Joe Reed said the family is not opposed to the Varones partitioning their property; their issue is the property line. Mildred Reed, the matriarch of the family, wrote a letter to the commission saying the property lines on the block have never been in dispute until now. She said the city should take action to ensure that all 33 lots on the block are determined to be legal building lots.

“We don’t want to lose two inches on the side of our lot,” Bob Reed said. “We don’t think that two inches should prevent the applicant from getting a partitioning.

“This is like a can of worms,” Shulman said. “It’s going down a road that could come back to haunt us.”

Shulman said eventually, a homeowner is going to say the commission has been arbitrary by approving the Varones’ application, but possibly denying someone else because of uncertain boundary lines. Littleton said the commission couldn’t determine property lines.

Commissioners Jan Konesey, John Gauger and Brian Patterson all favored approving the partitioning because the Varones had a credible survey and the lot meets the standard for approval. Shulman said the commission has been inconsistent in how it rules on partitionings with conflicting surveys, citing the case of 2 St. Lawrence St., which was denied because of uncertainty over the property lines.

Littleton said the Varones and the Reeds were innocent victims of a city screw-up in placing the markers. He recommended putting the Varones' application on hold and going to the city commissioners to allow the planners to have some leeway when it comes to inaccurate city markers. Littleton said an approval could lead to expensive legal action between the Reeds and the Varones as to where the property boundaries are.

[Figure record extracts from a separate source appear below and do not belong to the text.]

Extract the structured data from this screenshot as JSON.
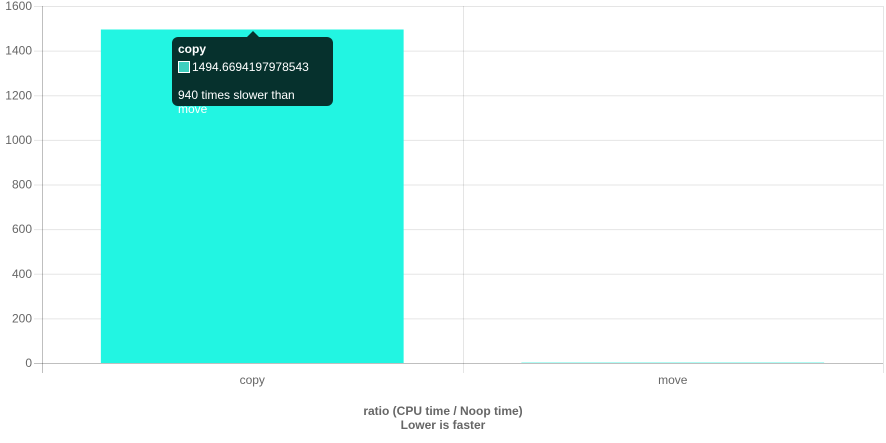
{
  "chart_data": {
    "type": "bar",
    "categories": [
      "copy",
      "move"
    ],
    "values": [
      1494.6694197978543,
      1.59
    ],
    "ylim": [
      0,
      1600
    ],
    "yticks": [
      0,
      200,
      400,
      600,
      800,
      1000,
      1200,
      1400,
      1600
    ],
    "xlabel_line1": "ratio (CPU time / Noop time)",
    "xlabel_line2": "Lower is faster",
    "bar_color": "#22f5e2",
    "grid": true
  },
  "tooltip": {
    "title": "copy",
    "value": "1494.6694197978543",
    "footer": "940 times slower than move",
    "swatch_color": "#3fcfbf"
  }
}
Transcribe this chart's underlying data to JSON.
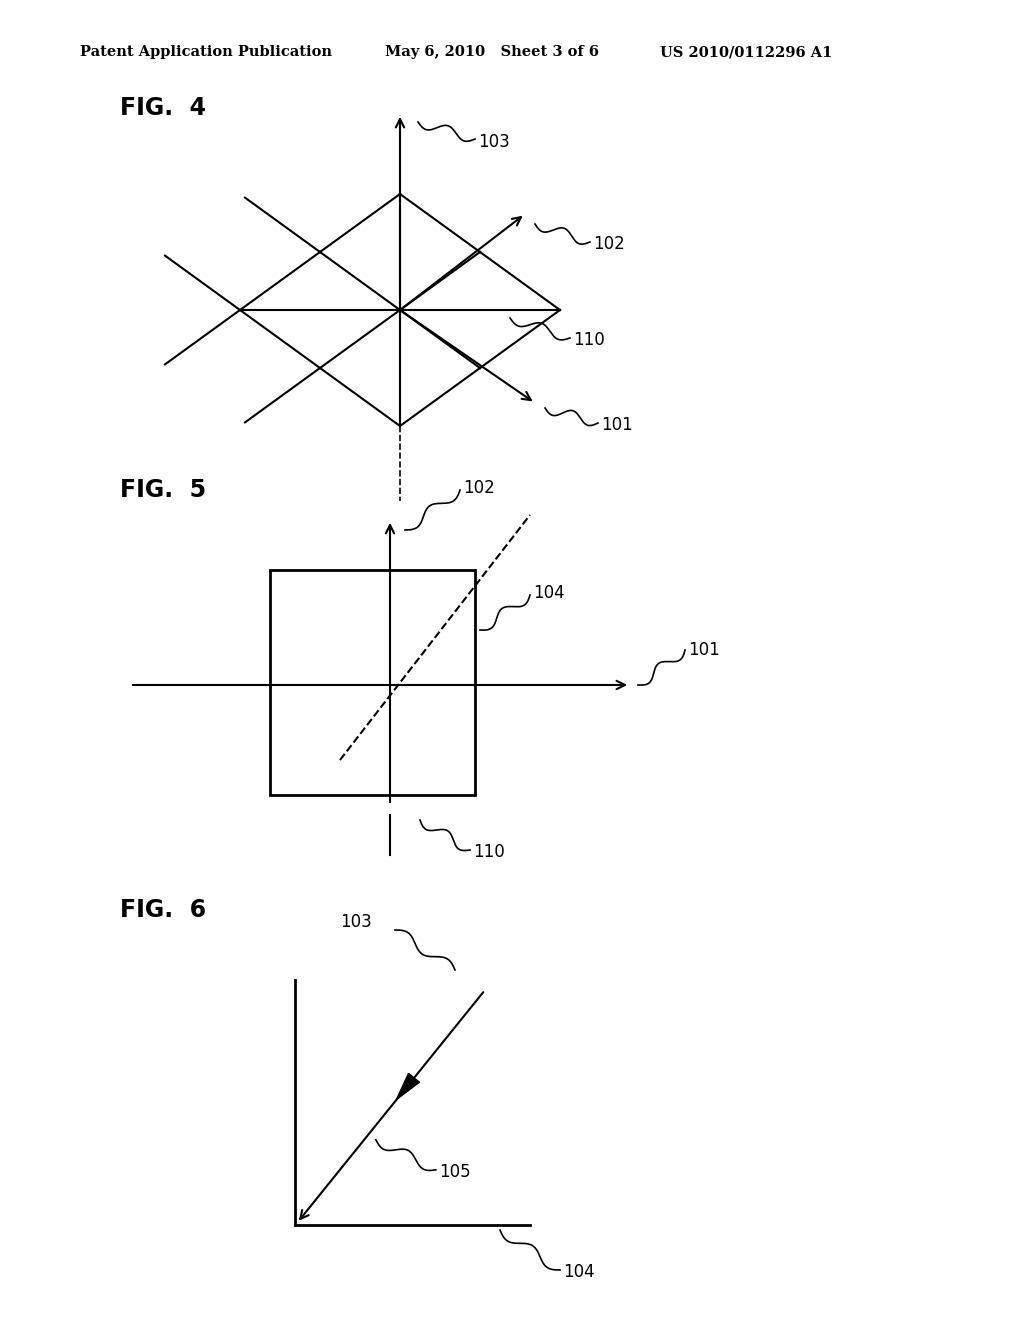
{
  "bg_color": "#ffffff",
  "header_left": "Patent Application Publication",
  "header_mid": "May 6, 2010   Sheet 3 of 6",
  "header_right": "US 2010/0112296 A1",
  "fig4_label": "FIG.  4",
  "fig5_label": "FIG.  5",
  "fig6_label": "FIG.  6"
}
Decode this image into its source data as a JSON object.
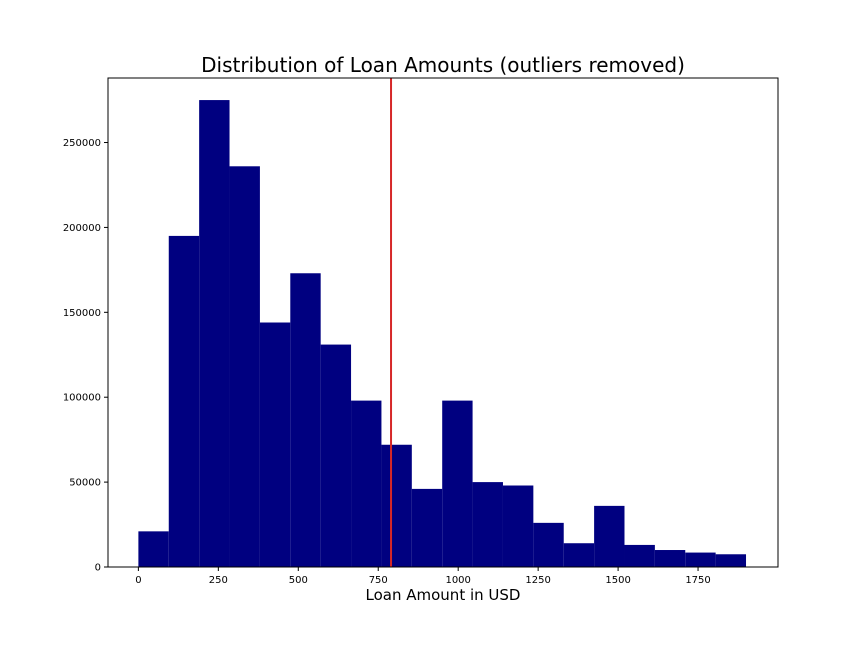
{
  "chart_data": {
    "type": "bar",
    "subtype": "histogram",
    "title": "Distribution of Loan Amounts (outliers removed)",
    "xlabel": "Loan Amount in USD",
    "ylabel": "",
    "xlim": [
      -95,
      2000
    ],
    "ylim": [
      0,
      288000
    ],
    "bar_color": "#000080",
    "bins": [
      {
        "x0": 0,
        "x1": 95,
        "count": 21000
      },
      {
        "x0": 95,
        "x1": 190,
        "count": 195000
      },
      {
        "x0": 190,
        "x1": 285,
        "count": 275000
      },
      {
        "x0": 285,
        "x1": 380,
        "count": 236000
      },
      {
        "x0": 380,
        "x1": 475,
        "count": 144000
      },
      {
        "x0": 475,
        "x1": 570,
        "count": 173000
      },
      {
        "x0": 570,
        "x1": 665,
        "count": 131000
      },
      {
        "x0": 665,
        "x1": 760,
        "count": 98000
      },
      {
        "x0": 760,
        "x1": 855,
        "count": 72000
      },
      {
        "x0": 855,
        "x1": 950,
        "count": 46000
      },
      {
        "x0": 950,
        "x1": 1045,
        "count": 98000
      },
      {
        "x0": 1045,
        "x1": 1140,
        "count": 50000
      },
      {
        "x0": 1140,
        "x1": 1235,
        "count": 48000
      },
      {
        "x0": 1235,
        "x1": 1330,
        "count": 26000
      },
      {
        "x0": 1330,
        "x1": 1425,
        "count": 14000
      },
      {
        "x0": 1425,
        "x1": 1520,
        "count": 36000
      },
      {
        "x0": 1520,
        "x1": 1615,
        "count": 13000
      },
      {
        "x0": 1615,
        "x1": 1710,
        "count": 10000
      },
      {
        "x0": 1710,
        "x1": 1805,
        "count": 8500
      },
      {
        "x0": 1805,
        "x1": 1900,
        "count": 7500
      }
    ],
    "reference_line": {
      "x": 790,
      "color": "#d62728"
    },
    "x_ticks": [
      0,
      250,
      500,
      750,
      1000,
      1250,
      1500,
      1750
    ],
    "x_tick_labels": [
      "0",
      "250",
      "500",
      "750",
      "1000",
      "1250",
      "1500",
      "1750"
    ],
    "y_ticks": [
      0,
      50000,
      100000,
      150000,
      200000,
      250000
    ],
    "y_tick_labels": [
      "0",
      "50000",
      "100000",
      "150000",
      "200000",
      "250000"
    ],
    "grid": false,
    "legend": "none"
  }
}
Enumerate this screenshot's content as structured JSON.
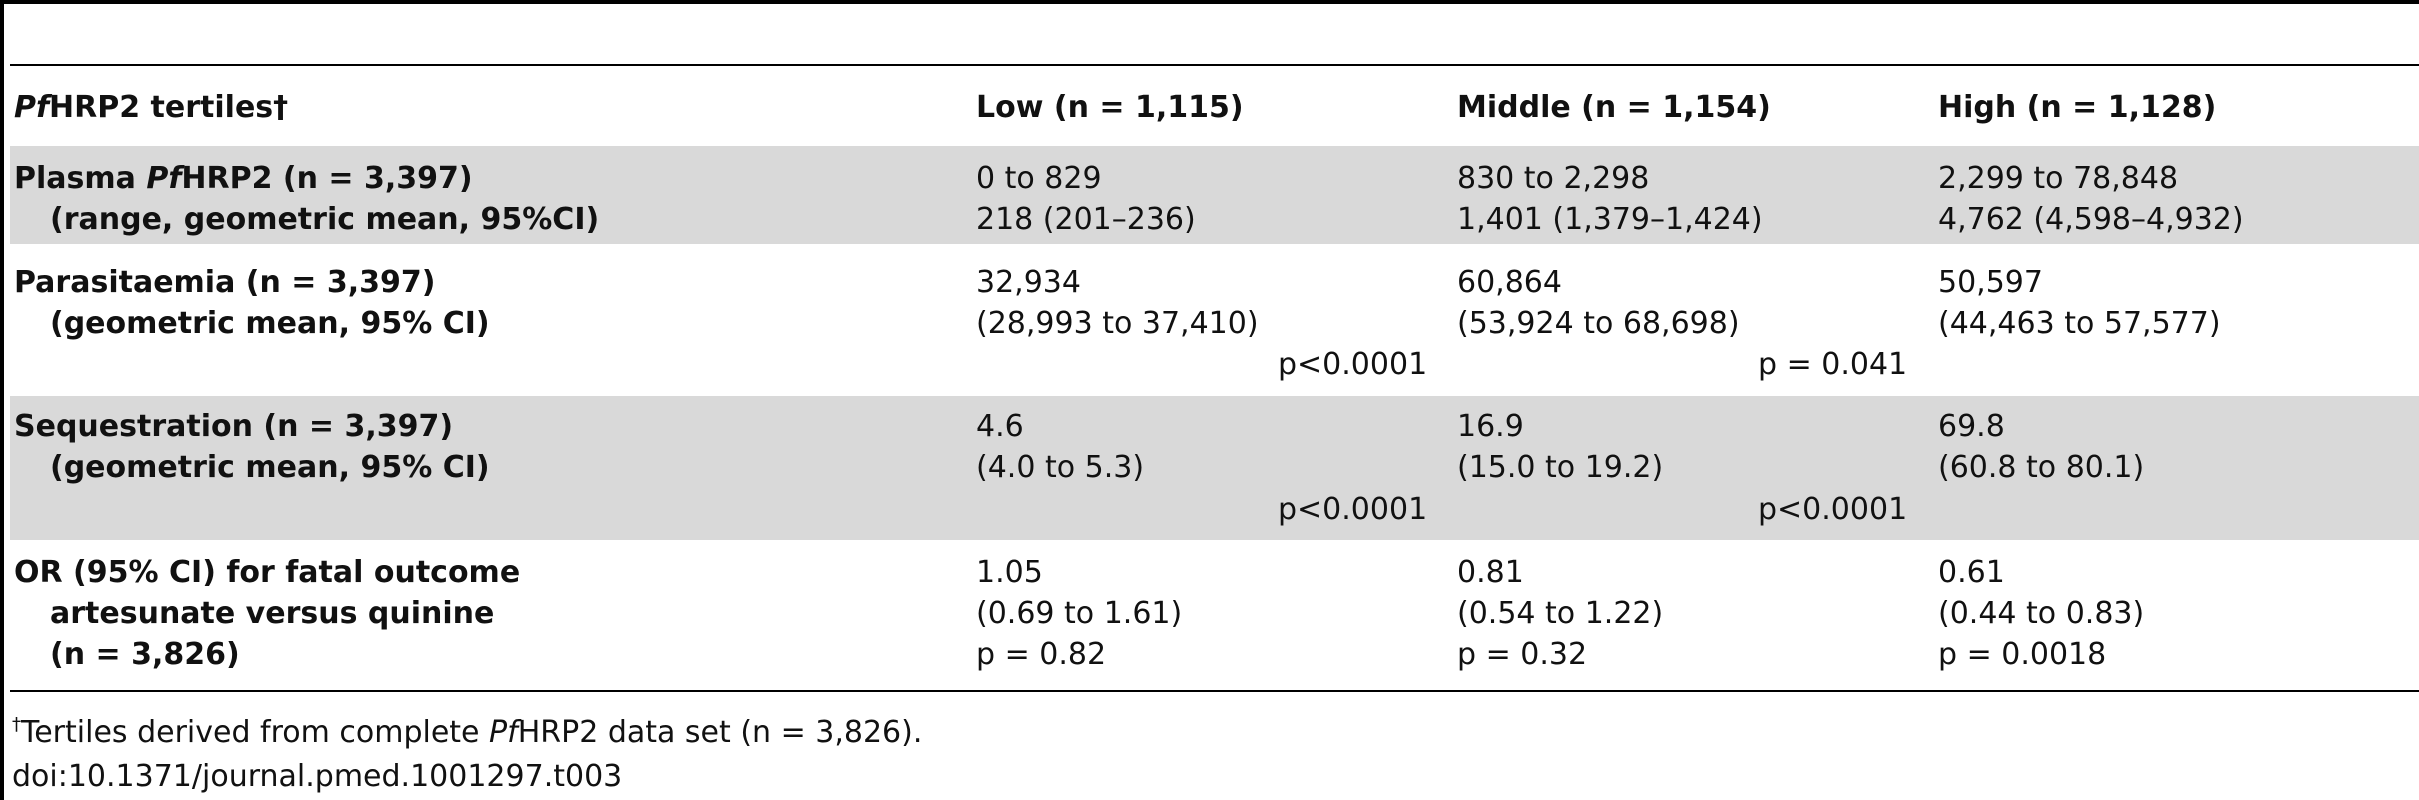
{
  "header": {
    "col0": {
      "italic": "Pf",
      "rest": "HRP2 tertiles†"
    },
    "col1": "Low (n = 1,115)",
    "col2": "Middle (n = 1,154)",
    "col3": "High (n = 1,128)"
  },
  "rows": [
    {
      "label": [
        {
          "pre": "Plasma ",
          "italic": "Pf",
          "post": "HRP2 (n = 3,397)"
        },
        "(range, geometric mean, 95%CI)"
      ],
      "low": [
        "0 to 829",
        "218 (201–236)"
      ],
      "middle": [
        "830 to 2,298",
        "1,401 (1,379–1,424)"
      ],
      "high": [
        "2,299 to 78,848",
        "4,762 (4,598–4,932)"
      ]
    },
    {
      "label": [
        "Parasitaemia (n = 3,397)",
        "(geometric mean, 95% CI)"
      ],
      "low": [
        "32,934",
        "(28,993 to 37,410)"
      ],
      "middle": [
        "60,864",
        "(53,924 to 68,698)"
      ],
      "high": [
        "50,597",
        "(44,463 to 57,577)"
      ],
      "p_low_mid": "p<0.0001",
      "p_mid_high": "p = 0.041"
    },
    {
      "label": [
        "Sequestration (n = 3,397)",
        "(geometric mean, 95% CI)"
      ],
      "low": [
        "4.6",
        "(4.0 to 5.3)"
      ],
      "middle": [
        "16.9",
        "(15.0 to 19.2)"
      ],
      "high": [
        "69.8",
        "(60.8 to 80.1)"
      ],
      "p_low_mid": "p<0.0001",
      "p_mid_high": "p<0.0001"
    },
    {
      "label": [
        "OR (95% CI) for fatal outcome",
        "artesunate versus quinine",
        "(n = 3,826)"
      ],
      "low": [
        "1.05",
        "(0.69 to 1.61)",
        "p = 0.82"
      ],
      "middle": [
        "0.81",
        "(0.54 to 1.22)",
        "p = 0.32"
      ],
      "high": [
        "0.61",
        "(0.44 to 0.83)",
        "p = 0.0018"
      ]
    }
  ],
  "footnote": {
    "mark": "†",
    "pre": "Tertiles derived from complete ",
    "italic": "Pf",
    "post": "HRP2 data set (n = 3,826)."
  },
  "doi": "doi:10.1371/journal.pmed.1001297.t003"
}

Gauger and Konesey said the planners could give the Varones their partitioning while also solving the issue of allowing more leeway for incorrect city markers. Patterson said Littleton and Shulman were using the Varones as leverage to solve the problem.

The next phase of the hearing caused Mandalas to break out his copy of Robert’s Rules of Order.

Konesy moved to approve the partitioning. Commissioners Gauger, Bunky Markert and Patterson all expressed their support for granting the partitioning.

When Gauger asked for a vote, Shulman moved to table the partitioning, preferring to allow the city commissioners to come up with a policy. Littleton seconded the motion, after verifying whether the chairman could second a motion, a move he is permitted but typically refrains from doing. That sent the motion to table to a vote.

The commission then voted 4-2 not to table, with Shulman and Littleton the only yes votes.

That brought back Konesey’s original motion to approve the partitioning. When brought to a vote, the application was approved 4-1, with Shulman casting a no vote, and Littleton refusing to vote. Although he did not vote, Littleton expressed his disapproval of the partitioning, saying it would create an adverse impact on neighbors.

“I cannot support that motion,” Littleton said.

The unluckiest member of the commission was Commissioner David Mellen, who recused himself because he lives on the same Rodney Street block and spent the entire two-and-and-half hour discussion waiting outside the commissioners’ room.